Vexé par cet accueil et une telle ingratitude, le lutin disparut dans un nuage de fumée bleu et une formidable explosion, car s’il n’avait eu que peu de temps pour tenter de réussir sa sortie et mélanger les couleurs, au moins lui savait-il être attentif aux conseils qu’on voulait bien lui prodiguer…

*

Quarante années que je me démenais tout seul. Quarante années pendant lesquelles je n’avais jamais rien demandé à personne, absolument rien. Quarante années que je n’arrivais à… rien finalement… Assis au milieu de mes éclats de bouteille, je me rendais enfin compte de cette cruelle et désastreuse réalité : seul, j’étais incapable de réussir… Je ne pus m’empêcher d’être pris d’un violent sanglot ; je sentis ma gorge se serrer, et une sourde angoisse lentement m’envahir.
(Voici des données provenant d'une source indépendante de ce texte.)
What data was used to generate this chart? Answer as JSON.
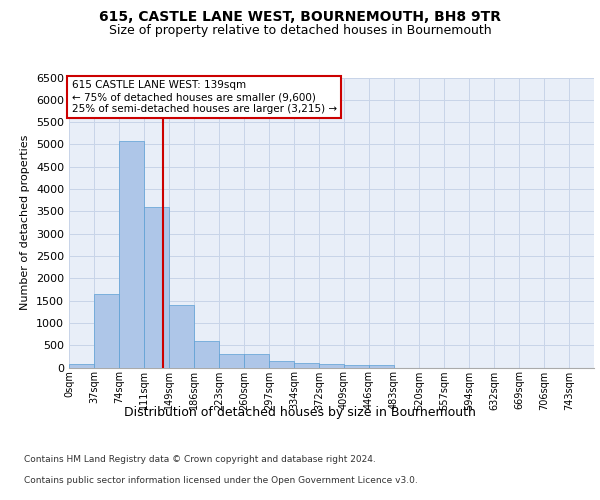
{
  "title1": "615, CASTLE LANE WEST, BOURNEMOUTH, BH8 9TR",
  "title2": "Size of property relative to detached houses in Bournemouth",
  "xlabel": "Distribution of detached houses by size in Bournemouth",
  "ylabel": "Number of detached properties",
  "footnote1": "Contains HM Land Registry data © Crown copyright and database right 2024.",
  "footnote2": "Contains public sector information licensed under the Open Government Licence v3.0.",
  "bar_labels": [
    "0sqm",
    "37sqm",
    "74sqm",
    "111sqm",
    "149sqm",
    "186sqm",
    "223sqm",
    "260sqm",
    "297sqm",
    "334sqm",
    "372sqm",
    "409sqm",
    "446sqm",
    "483sqm",
    "520sqm",
    "557sqm",
    "594sqm",
    "632sqm",
    "669sqm",
    "706sqm",
    "743sqm"
  ],
  "bar_values": [
    75,
    1650,
    5075,
    3600,
    1400,
    600,
    300,
    295,
    150,
    100,
    75,
    50,
    45,
    0,
    0,
    0,
    0,
    0,
    0,
    0,
    0
  ],
  "bar_color": "#aec6e8",
  "bar_edge_color": "#5a9fd4",
  "grid_color": "#c8d4e8",
  "bg_color": "#e8eef8",
  "property_line_color": "#cc0000",
  "annotation_box_color": "#ffffff",
  "annotation_box_edge": "#cc0000",
  "annotation_line1": "615 CASTLE LANE WEST: 139sqm",
  "annotation_line2": "← 75% of detached houses are smaller (9,600)",
  "annotation_line3": "25% of semi-detached houses are larger (3,215) →",
  "ylim": [
    0,
    6500
  ],
  "yticks": [
    0,
    500,
    1000,
    1500,
    2000,
    2500,
    3000,
    3500,
    4000,
    4500,
    5000,
    5500,
    6000,
    6500
  ],
  "property_value_sqm": 139,
  "bin_width": 37
}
Quel gâchis… mais quel gâchis que tout ceci finisse inlassablement dans le ventre d’une déchiqueteuse ! Et là, mû par la volonté soudaine de rattraper tout ce temps perdu, j’essayai de me relever le plus rapidement que pouvait me le permettre mon corps fatigué, et claudiquai en direction du balcon. Alors que j’allais supplier le lutin de revenir, je fus surpris par un trou béant, certainement occasionné par l’explosion, et que cachait à ma vue l’épaisse fumée bleue. J’eus tout juste le temps de voir les étoiles remplacer les lumières de la ville qui brillaient sous mes pieds. Il était trop tard pour reculer.